Abstract

All-atom molecular dynamics simulations are performed on bulk and aqueous liquid−vapor interfacial systems for neat water and 1 M solutions of NaCl, CsCl, and NaI to more quantitatively characterize ion solvation in these environments and to more fully elucidate trends accompanying the introduction of ion polarizability in the context of a polarizable water potential. In the bulk systems, computed densities, hydration free energies, compressibilities, coordination numbers, and a variety of two- and three-atom distribution functions show that the polarizable ions exhibit smaller effective radii, a slightly increased propensity for bulk hydration (particularly for the anions), and no biased preference for contact ion or solvent-separated ion pairing relative to the corresponding nonpolarizable cases.
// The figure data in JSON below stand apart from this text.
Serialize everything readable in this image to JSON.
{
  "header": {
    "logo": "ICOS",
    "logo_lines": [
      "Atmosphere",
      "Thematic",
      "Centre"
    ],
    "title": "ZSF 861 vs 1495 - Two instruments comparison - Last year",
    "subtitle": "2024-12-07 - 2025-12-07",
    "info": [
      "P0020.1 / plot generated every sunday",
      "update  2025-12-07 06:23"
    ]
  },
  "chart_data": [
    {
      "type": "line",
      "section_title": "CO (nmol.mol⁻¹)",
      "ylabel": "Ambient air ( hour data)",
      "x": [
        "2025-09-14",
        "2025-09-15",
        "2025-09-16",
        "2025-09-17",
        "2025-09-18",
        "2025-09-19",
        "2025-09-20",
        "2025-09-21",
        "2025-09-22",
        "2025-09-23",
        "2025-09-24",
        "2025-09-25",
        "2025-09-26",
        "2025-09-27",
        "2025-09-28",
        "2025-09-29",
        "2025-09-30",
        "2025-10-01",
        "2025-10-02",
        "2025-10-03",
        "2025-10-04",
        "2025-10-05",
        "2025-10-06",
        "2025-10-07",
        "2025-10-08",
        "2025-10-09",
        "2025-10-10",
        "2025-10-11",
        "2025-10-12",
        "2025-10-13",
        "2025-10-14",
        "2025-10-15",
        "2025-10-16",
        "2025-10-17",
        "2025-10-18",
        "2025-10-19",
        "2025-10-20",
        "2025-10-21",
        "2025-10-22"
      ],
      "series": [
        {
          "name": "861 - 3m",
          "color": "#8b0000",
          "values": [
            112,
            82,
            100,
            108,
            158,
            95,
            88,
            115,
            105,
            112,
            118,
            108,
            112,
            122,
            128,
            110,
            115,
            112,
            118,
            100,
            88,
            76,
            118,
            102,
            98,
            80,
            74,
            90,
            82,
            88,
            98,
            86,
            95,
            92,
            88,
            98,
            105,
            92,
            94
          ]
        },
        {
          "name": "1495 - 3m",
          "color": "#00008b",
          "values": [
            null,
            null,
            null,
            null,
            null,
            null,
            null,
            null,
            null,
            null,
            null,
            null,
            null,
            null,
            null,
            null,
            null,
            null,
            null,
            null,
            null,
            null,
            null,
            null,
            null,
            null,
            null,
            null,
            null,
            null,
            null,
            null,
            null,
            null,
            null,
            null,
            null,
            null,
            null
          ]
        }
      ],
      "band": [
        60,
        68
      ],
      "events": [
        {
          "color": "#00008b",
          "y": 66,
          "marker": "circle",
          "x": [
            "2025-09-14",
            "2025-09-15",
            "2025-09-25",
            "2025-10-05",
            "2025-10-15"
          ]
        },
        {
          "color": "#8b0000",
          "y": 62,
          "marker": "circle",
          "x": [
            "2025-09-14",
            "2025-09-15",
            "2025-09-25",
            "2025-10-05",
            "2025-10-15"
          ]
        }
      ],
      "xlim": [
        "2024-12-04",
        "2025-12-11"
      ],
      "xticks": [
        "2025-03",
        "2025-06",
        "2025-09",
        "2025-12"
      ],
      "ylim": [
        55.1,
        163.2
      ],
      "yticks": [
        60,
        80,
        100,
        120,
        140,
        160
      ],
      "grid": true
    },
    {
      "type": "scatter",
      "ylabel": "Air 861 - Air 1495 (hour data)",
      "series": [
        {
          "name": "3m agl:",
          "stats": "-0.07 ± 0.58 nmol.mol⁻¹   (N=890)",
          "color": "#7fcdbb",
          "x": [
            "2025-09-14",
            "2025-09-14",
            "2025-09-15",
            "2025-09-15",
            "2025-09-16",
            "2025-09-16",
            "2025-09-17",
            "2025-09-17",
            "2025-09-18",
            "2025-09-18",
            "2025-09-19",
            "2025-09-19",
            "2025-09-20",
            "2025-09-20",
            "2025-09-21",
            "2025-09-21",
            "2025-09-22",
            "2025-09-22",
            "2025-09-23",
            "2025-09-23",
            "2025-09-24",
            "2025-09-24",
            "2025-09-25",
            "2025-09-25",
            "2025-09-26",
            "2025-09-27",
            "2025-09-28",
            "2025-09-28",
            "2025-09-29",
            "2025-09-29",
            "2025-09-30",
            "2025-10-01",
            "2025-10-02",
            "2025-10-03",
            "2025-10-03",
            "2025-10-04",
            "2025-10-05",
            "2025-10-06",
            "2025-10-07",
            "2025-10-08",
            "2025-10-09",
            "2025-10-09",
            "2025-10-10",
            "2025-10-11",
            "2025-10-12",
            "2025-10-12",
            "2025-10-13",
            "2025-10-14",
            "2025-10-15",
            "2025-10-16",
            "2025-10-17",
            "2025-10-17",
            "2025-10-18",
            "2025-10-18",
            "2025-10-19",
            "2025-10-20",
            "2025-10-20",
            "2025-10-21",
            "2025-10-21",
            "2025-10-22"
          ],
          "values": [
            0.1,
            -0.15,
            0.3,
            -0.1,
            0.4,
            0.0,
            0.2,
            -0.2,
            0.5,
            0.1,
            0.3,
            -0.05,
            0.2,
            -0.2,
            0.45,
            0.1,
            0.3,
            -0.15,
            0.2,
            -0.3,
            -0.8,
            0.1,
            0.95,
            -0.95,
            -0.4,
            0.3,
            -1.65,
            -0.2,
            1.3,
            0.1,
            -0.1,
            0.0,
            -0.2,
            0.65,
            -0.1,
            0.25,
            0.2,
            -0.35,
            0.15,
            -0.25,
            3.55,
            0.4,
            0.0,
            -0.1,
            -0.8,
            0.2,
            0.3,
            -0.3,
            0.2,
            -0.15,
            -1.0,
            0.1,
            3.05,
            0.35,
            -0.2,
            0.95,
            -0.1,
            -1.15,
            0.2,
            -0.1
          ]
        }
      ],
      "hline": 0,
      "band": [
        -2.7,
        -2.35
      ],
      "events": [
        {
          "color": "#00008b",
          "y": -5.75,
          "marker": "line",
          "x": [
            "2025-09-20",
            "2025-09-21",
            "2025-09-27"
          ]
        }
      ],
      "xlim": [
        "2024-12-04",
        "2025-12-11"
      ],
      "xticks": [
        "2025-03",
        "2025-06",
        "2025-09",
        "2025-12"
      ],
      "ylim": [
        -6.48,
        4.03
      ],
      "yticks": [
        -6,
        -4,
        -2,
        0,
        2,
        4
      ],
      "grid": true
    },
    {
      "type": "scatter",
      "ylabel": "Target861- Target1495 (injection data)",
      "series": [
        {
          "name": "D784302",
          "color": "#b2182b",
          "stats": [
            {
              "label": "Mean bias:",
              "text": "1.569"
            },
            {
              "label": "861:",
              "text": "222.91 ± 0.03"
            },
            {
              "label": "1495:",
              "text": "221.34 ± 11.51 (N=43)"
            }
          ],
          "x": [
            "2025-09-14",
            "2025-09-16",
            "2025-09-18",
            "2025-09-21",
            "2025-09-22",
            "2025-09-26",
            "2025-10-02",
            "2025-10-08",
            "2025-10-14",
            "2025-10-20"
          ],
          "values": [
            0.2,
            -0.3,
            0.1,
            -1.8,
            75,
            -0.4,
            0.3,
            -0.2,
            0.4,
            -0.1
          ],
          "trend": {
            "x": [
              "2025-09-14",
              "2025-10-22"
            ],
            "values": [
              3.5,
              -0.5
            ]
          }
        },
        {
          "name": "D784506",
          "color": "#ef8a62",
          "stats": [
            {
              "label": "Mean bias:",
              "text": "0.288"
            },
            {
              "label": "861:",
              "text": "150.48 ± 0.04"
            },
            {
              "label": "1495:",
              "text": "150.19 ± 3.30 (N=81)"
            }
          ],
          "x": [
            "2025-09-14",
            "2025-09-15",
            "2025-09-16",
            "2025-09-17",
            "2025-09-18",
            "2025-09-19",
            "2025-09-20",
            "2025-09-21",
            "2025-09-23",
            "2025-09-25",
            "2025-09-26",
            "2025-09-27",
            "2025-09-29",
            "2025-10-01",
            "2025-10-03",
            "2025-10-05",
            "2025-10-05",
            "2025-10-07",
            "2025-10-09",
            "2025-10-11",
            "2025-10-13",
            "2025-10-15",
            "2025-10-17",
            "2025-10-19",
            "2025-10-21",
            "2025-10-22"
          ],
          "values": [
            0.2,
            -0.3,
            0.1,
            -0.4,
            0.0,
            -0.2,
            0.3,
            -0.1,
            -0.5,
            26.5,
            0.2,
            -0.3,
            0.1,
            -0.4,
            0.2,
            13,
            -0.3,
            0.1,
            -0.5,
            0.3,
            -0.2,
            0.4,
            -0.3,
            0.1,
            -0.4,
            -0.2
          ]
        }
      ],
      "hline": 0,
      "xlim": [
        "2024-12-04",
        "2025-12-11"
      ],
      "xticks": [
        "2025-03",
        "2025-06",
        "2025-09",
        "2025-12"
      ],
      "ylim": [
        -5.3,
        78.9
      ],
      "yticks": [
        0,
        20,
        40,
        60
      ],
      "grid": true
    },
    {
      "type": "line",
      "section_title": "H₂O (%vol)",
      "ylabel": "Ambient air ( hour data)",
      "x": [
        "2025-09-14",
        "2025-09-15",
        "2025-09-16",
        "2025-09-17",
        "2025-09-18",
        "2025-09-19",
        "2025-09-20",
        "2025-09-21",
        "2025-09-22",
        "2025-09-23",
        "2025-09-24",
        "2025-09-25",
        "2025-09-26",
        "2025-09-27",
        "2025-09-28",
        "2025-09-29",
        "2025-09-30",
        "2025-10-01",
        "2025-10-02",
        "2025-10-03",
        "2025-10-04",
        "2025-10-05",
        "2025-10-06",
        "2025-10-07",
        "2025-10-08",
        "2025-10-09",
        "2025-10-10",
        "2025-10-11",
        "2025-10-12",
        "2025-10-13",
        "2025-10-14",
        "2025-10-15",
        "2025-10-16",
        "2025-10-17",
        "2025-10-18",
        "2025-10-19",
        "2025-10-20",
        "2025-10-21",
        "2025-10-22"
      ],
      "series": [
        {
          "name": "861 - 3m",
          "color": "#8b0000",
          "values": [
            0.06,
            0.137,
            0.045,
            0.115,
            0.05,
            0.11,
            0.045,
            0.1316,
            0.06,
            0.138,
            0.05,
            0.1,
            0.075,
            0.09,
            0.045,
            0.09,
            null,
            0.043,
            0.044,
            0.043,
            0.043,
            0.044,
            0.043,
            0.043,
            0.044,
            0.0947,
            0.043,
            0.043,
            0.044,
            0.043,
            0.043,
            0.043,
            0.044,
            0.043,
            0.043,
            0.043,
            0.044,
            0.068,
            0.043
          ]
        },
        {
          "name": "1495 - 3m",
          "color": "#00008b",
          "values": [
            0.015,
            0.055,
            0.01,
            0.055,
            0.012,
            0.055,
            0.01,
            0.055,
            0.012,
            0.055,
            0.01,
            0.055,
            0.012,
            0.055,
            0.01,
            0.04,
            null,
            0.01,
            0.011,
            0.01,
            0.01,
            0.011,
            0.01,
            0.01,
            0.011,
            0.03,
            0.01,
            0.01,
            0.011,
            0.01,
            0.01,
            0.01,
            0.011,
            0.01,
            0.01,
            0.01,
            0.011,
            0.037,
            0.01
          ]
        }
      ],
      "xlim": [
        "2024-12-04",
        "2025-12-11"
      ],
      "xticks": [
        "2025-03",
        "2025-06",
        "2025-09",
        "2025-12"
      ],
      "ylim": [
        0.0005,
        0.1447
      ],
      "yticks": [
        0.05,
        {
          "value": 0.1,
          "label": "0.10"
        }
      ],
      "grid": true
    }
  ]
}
For the interfacial systems employing long (>40 ns) sampling times, we obtain good convergence for a variety of interfacial characteristics such as slab thicknesses and interfacial widths, depth-dependent water and ion density profiles, surface excesses, and depth-dependent transverse distribution functions. We compare interface characteristics derived from fits to both a hyperbolic tangent and error function form and find negligible differences in the resulting parameters. For all three salt solutions, we observe that ion polarizability leads to a slight contraction of the liquid slab and simultaneous expansion of the interfacial thickness arising from the strong surface enhancement of polarizable anions. Computed values of the surface excess show that for the present Drude ion models and polarizable fluctuating charge water model the introduction of ion polarizability consistently leads to a slightly less-negative surface excess, implying a significant but incomplete cancellation of the surface enhancement by the corresponding subsurface anion depletion. Depth-dependent, transverse correlation functions for the oxygen−oxygen separation indicate slight water relaxation at the interface of both neat TIP4P-FQ water and the corresponding salt solutions.